• The consequences of greater net price transparency for innovative medicines in Europe: Searching for a consensus

      Riccaboni, Massimo; Van Dyck, Walter; Gyger, Pius; Bentata, Pierre; Marques-Gomes, Joao; Czech, Marcin; Mestre-Ferrandiz, Jorge; Greiner, Wolfgang; Voncina, Luka; Groot, Wim; Wilsdon, Tim; Ross-Stewart, Kirsty; Pistollato, Michele (2020)
      The merits of greater or lesser net price transparency (NPT) has been a topic for discussion for many years across business and industry in general. However, in the past few years, the debate on NPT of innovative medicines has intensified, with organisations such as the United Nations (UN), the World Health Organization (WHO) and the Organisation for Economic Co-operation and Development (OECD) leading calls for greater transparency in the pharmaceutical sector, specifically focused on prices. In May 2019 the World Health Assembly (WHA) approved a resolution to support the greater public disclosure of prices and research and development (R&D) costs for both medicines and other health products supported by several European and non-European governments. To contribute to the international debate on the transparency of medicine prices in Europe, Merck Sharp & Dohme (MSD) asked Charles River Associates (CRA) to curate a panel of experts to develop evidence on the impact of greater NPT of innovative medicines. Professor Walter Van Dyck1 and Professor Massimo Riccaboni2 were asked by CRA to lead this research, supported by a wider panel of 10 experts from a range of European markets. A structured literature review was first conducted to summarise the theoretical consequences of greater NPT. This was supplemented with a survey of national payers and payer experts3 from a range of European markets. This was used as pre-read information for an expert advisory board of 12 economic and health economic experts representing 12 countries selected to give a range of market sizes, national income and payer approaches. The debate and the consensus reached by the advisory board have been summarised in this report. In addition, a computational model has been developed by two key investigators to provide new, empirical evidence to illustrate the impact of NPT on different European markets.
    • Pharmaceutical net price transparency across European markets: Insights from a multi-agent simulation model

      Van Dyck, Walter; Riccaboni, Massimo; Swoboda, Torben (2020)

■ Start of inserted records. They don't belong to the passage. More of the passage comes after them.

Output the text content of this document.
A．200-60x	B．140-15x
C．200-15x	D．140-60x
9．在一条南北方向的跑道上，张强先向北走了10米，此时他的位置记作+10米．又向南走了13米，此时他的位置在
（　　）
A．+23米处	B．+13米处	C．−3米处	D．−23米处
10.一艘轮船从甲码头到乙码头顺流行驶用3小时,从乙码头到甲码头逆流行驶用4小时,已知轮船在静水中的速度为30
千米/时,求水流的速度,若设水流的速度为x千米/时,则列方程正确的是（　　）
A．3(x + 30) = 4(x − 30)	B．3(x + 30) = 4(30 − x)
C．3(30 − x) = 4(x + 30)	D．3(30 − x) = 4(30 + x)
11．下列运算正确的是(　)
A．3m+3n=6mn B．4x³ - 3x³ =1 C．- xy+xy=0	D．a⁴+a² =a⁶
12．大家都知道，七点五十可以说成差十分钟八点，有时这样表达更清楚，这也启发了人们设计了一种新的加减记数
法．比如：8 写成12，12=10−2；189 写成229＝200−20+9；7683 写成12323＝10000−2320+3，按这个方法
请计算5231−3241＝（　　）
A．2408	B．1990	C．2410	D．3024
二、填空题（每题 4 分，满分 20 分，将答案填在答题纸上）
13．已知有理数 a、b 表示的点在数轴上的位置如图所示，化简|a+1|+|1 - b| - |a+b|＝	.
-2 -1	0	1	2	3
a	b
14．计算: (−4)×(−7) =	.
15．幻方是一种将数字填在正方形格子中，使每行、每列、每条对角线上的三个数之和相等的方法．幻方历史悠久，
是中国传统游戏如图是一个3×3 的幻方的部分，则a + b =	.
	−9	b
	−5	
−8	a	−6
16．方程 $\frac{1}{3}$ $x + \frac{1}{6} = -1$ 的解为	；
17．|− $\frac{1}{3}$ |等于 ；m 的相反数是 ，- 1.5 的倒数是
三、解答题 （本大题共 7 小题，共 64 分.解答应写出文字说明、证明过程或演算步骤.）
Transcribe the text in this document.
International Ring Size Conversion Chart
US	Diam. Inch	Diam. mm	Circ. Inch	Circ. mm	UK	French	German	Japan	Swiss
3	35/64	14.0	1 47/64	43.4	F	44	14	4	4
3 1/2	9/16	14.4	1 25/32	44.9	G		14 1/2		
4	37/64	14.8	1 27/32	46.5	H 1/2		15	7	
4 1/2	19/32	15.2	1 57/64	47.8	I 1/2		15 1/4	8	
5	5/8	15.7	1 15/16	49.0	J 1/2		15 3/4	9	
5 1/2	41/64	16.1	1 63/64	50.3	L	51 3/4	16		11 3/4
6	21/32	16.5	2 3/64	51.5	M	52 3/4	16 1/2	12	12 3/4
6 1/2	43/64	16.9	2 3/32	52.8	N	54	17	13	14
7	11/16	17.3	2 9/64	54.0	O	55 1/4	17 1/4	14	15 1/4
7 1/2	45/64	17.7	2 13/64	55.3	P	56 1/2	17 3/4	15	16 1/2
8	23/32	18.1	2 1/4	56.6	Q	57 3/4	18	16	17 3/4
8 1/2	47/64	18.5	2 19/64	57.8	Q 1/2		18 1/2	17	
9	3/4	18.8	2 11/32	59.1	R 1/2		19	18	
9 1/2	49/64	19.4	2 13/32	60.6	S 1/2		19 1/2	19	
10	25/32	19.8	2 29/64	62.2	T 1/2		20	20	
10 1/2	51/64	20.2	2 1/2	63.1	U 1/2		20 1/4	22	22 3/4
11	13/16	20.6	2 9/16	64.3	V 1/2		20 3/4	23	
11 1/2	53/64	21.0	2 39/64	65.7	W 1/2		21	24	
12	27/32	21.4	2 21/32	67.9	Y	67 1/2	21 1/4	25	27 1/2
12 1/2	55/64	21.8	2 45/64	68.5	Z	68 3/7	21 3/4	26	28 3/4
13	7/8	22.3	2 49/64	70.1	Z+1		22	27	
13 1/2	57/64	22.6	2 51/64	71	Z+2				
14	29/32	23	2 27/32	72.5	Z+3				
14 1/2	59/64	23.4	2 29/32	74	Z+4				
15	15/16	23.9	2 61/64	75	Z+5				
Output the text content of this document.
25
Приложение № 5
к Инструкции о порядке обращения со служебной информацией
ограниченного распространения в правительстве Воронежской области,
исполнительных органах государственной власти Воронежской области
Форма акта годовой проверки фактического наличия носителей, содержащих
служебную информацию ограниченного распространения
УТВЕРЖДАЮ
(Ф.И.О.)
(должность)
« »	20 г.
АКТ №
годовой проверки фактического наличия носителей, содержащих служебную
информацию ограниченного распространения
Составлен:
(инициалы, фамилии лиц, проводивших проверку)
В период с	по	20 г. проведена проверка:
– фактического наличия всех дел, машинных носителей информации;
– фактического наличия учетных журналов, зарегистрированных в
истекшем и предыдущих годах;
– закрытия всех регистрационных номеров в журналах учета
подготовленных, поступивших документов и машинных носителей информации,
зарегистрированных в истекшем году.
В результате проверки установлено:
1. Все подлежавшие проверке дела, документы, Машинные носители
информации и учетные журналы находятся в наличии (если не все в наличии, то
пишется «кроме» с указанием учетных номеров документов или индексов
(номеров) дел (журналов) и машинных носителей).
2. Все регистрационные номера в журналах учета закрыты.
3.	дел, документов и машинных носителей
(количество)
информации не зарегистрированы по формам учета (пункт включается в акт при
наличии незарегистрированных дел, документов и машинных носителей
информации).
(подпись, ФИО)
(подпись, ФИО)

      In innovative drug markets the widespread practice across the EU of country-specific confidential agreements reached between national payers and innovative pharmaceutical manufacturers continues to be a highly disputed basis for pharmaceutical health policy making. With pharmaceutical health policy striving for fair and sustainable pricing under increasing budgetary pressures, public stakeholders are more and more willing to be involved in transparent access decision-making related to novel medicines, considered to be a societal good. Full net price transparency is believed by many to promote price competition and to increase equity by making presently unaffordable pharmaceutical products accessible to patients in lower-income markets. To investigate the viability of a net price transparency (NPT) system we develop and analyse a multi-agent model representing the European country-level situation to conduct counterfactual analyses of various NPT systems. In line with previous recent NPT research in other geographical, regulatory and market contexts, we find that a full NPT system encompassing higher- and lower-income EU countries would not be viable. This while, counterintuitively and acting as rational economic agents, middle- and lower-income countries would not be deciding to join and give up their confidential agreement system with the pharmaceutical industry. Also, a full NPT system would be seen to be unjust while violating Ramsey pricing and distributive justice principles. Maximally, a partial price transparency system could be a viable solution if entailing only the group of high-income countries including UK and Germany committing to NPT, leaving all other countries free to opt for confidential discounts. Viability of this solution is contingent upon UK or Germany accepting a higher price than they could get in their present confidential rebate system. Finally, in a dynamic game theoretic analysis, we show that middle- and lower-income countries, might be joining the high-income group later. In any case, a net price transparency system would delay access in middle- to lower-income countries. Hence, we conclude that even a partial transparency system would be a challenging case to reach from a political perspective and it will negatively impact population health improvement by the novel therapy, especially in lower-income countries.